We observed that the ROX index accuracy for predicting negative outcome is similar to the one described by Colaianni-Alfonso et al. [1], as shown in Table 1. We identified 5.93 as the threshold below which the risk of treatment failure is high. Our cut off is higher compared to the one proposed in non-COVID-19 patients receiving HFNC (3.85) [2]. The threshold to identify those patients who were likely to succeed on NIV was 6.86, which is higher than the one observed in COVID-19 patients treated with HFNC (6.86 in our study vs 5.37 observed by Zucman et al. [4]). In between the two values of ROX index (5.93 and 6.86), there was a gray zone, as described by Roca et al. [2].

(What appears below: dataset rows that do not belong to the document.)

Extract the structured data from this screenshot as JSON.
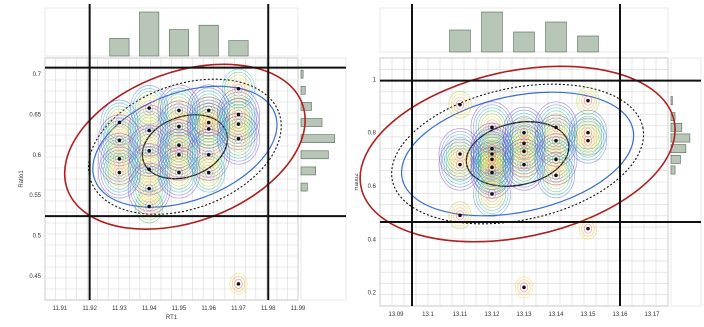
{
  "chart_data": [
    {
      "type": "scatter",
      "subtype": "scatter with 2D density contours and marginal histograms",
      "xlabel": "RT1",
      "ylabel": "Ratio1",
      "xlim": [
        11.905,
        11.99
      ],
      "ylim": [
        0.42,
        0.72
      ],
      "x_ticks": [
        "11.91",
        "11.92",
        "11.93",
        "11.94",
        "11.95",
        "11.96",
        "11.97",
        "11.98",
        "11.99"
      ],
      "y_ticks": [
        "0.45",
        "0.5",
        "0.55",
        "0.6",
        "0.65",
        "0.7"
      ],
      "threshold_lines": {
        "x": [
          11.92,
          11.98
        ],
        "y": [
          0.524,
          0.708
        ]
      },
      "points": [
        {
          "x": 11.93,
          "y": 0.64
        },
        {
          "x": 11.93,
          "y": 0.618
        },
        {
          "x": 11.93,
          "y": 0.595
        },
        {
          "x": 11.93,
          "y": 0.578
        },
        {
          "x": 11.94,
          "y": 0.658
        },
        {
          "x": 11.94,
          "y": 0.63
        },
        {
          "x": 11.94,
          "y": 0.605
        },
        {
          "x": 11.94,
          "y": 0.582
        },
        {
          "x": 11.94,
          "y": 0.558
        },
        {
          "x": 11.94,
          "y": 0.536
        },
        {
          "x": 11.95,
          "y": 0.655
        },
        {
          "x": 11.95,
          "y": 0.635
        },
        {
          "x": 11.95,
          "y": 0.612
        },
        {
          "x": 11.95,
          "y": 0.6
        },
        {
          "x": 11.95,
          "y": 0.578
        },
        {
          "x": 11.96,
          "y": 0.655
        },
        {
          "x": 11.96,
          "y": 0.64
        },
        {
          "x": 11.96,
          "y": 0.632
        },
        {
          "x": 11.96,
          "y": 0.6
        },
        {
          "x": 11.96,
          "y": 0.578
        },
        {
          "x": 11.97,
          "y": 0.682
        },
        {
          "x": 11.97,
          "y": 0.65
        },
        {
          "x": 11.97,
          "y": 0.638
        },
        {
          "x": 11.97,
          "y": 0.62
        },
        {
          "x": 11.97,
          "y": 0.44
        }
      ],
      "top_histogram": [
        {
          "x": 11.93,
          "height": 0.4
        },
        {
          "x": 11.94,
          "height": 1.0
        },
        {
          "x": 11.95,
          "height": 0.6
        },
        {
          "x": 11.96,
          "height": 0.7
        },
        {
          "x": 11.97,
          "height": 0.35
        }
      ],
      "right_histogram": [
        {
          "y": 0.7,
          "width": 0.05
        },
        {
          "y": 0.68,
          "width": 0.1
        },
        {
          "y": 0.66,
          "width": 0.25
        },
        {
          "y": 0.64,
          "width": 0.5
        },
        {
          "y": 0.62,
          "width": 0.8
        },
        {
          "y": 0.6,
          "width": 0.65
        },
        {
          "y": 0.58,
          "width": 0.35
        },
        {
          "y": 0.56,
          "width": 0.15
        }
      ],
      "colors": {
        "threshold": "#111111",
        "outer_ellipse": "#b02020",
        "ellipse_blue": "#3a6fd0",
        "ellipse_black": "#111111",
        "histogram_bar": "#b7c6b7",
        "histogram_edge": "#556655",
        "grid": "#d8d8d8"
      }
    },
    {
      "type": "scatter",
      "subtype": "scatter with 2D density contours and marginal histograms",
      "xlabel": "",
      "ylabel": "Ratio2",
      "xlim": [
        13.085,
        13.175
      ],
      "ylim": [
        0.15,
        1.08
      ],
      "x_ticks": [
        "13.09",
        "13.1",
        "13.11",
        "13.12",
        "13.13",
        "13.14",
        "13.15",
        "13.16",
        "13.17"
      ],
      "y_ticks": [
        "0.2",
        "0.4",
        "0.6",
        "0.8",
        "1"
      ],
      "threshold_lines": {
        "x": [
          13.095,
          13.16
        ],
        "y": [
          0.465,
          0.995
        ]
      },
      "points": [
        {
          "x": 13.11,
          "y": 0.905
        },
        {
          "x": 13.11,
          "y": 0.72
        },
        {
          "x": 13.11,
          "y": 0.68
        },
        {
          "x": 13.11,
          "y": 0.49
        },
        {
          "x": 13.12,
          "y": 0.82
        },
        {
          "x": 13.12,
          "y": 0.74
        },
        {
          "x": 13.12,
          "y": 0.72
        },
        {
          "x": 13.12,
          "y": 0.7
        },
        {
          "x": 13.12,
          "y": 0.67
        },
        {
          "x": 13.12,
          "y": 0.65
        },
        {
          "x": 13.12,
          "y": 0.57
        },
        {
          "x": 13.13,
          "y": 0.8
        },
        {
          "x": 13.13,
          "y": 0.76
        },
        {
          "x": 13.13,
          "y": 0.73
        },
        {
          "x": 13.13,
          "y": 0.68
        },
        {
          "x": 13.14,
          "y": 0.82
        },
        {
          "x": 13.14,
          "y": 0.77
        },
        {
          "x": 13.14,
          "y": 0.7
        },
        {
          "x": 13.14,
          "y": 0.64
        },
        {
          "x": 13.15,
          "y": 0.92
        },
        {
          "x": 13.15,
          "y": 0.8
        },
        {
          "x": 13.15,
          "y": 0.77
        },
        {
          "x": 13.15,
          "y": 0.44
        },
        {
          "x": 13.13,
          "y": 0.22
        }
      ],
      "top_histogram": [
        {
          "x": 13.11,
          "height": 0.55
        },
        {
          "x": 13.12,
          "height": 1.0
        },
        {
          "x": 13.13,
          "height": 0.5
        },
        {
          "x": 13.14,
          "height": 0.75
        },
        {
          "x": 13.15,
          "height": 0.4
        }
      ],
      "right_histogram": [
        {
          "y": 0.92,
          "width": 0.05
        },
        {
          "y": 0.86,
          "width": 0.15
        },
        {
          "y": 0.82,
          "width": 0.4
        },
        {
          "y": 0.78,
          "width": 0.7
        },
        {
          "y": 0.74,
          "width": 0.55
        },
        {
          "y": 0.7,
          "width": 0.35
        },
        {
          "y": 0.66,
          "width": 0.15
        }
      ],
      "colors": {
        "threshold": "#111111",
        "outer_ellipse": "#b02020",
        "ellipse_blue": "#3a6fd0",
        "ellipse_black": "#111111",
        "histogram_bar": "#b7c6b7",
        "histogram_edge": "#556655",
        "grid": "#d8d8d8"
      }
    }
  ]
}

Table 1 Accuracy (area under the curve—AUC), cut - off, sensitivity and specificity of ROX and PROX Index in predicting NIV success or failure

PROX index has not shown an increased capacity to discriminate between patients who would succeed on NIV and those who would fail compared to the ROX index, as a comparison between the AUC of the ROC and the PROX index did not reveal any difference (p value 0.484). This unexpected result may be due to several reasons. At first, the PEEP levels applied in the overall population quote were similar and this may limit the added value of PEEP in predicting NIV failure; then repeated measures of the ROX and the PROX indexes over time were not available so we could not investigate if the prognostic performance of the two indexes changes over time. Finally, the real pressure within the CPAP helmet could be higher than the set PEEP level because HEPA and HMEF filters may act as a resistor and may increase the airway pressure within the hood, as previously demonstrated by Rezoagli et al. in a bench study [5].

In conclusion, our findings once again confirm that among hypoxemic patients treated with CPAP or VM, the ROX index may help the clinician identify patients who will fail on NIV and it may be useful not to further defer intubation, when required. Further studies are needed to elucidate the real contribution of airway pressure in predicting treatment failure during noninvasive ventilation.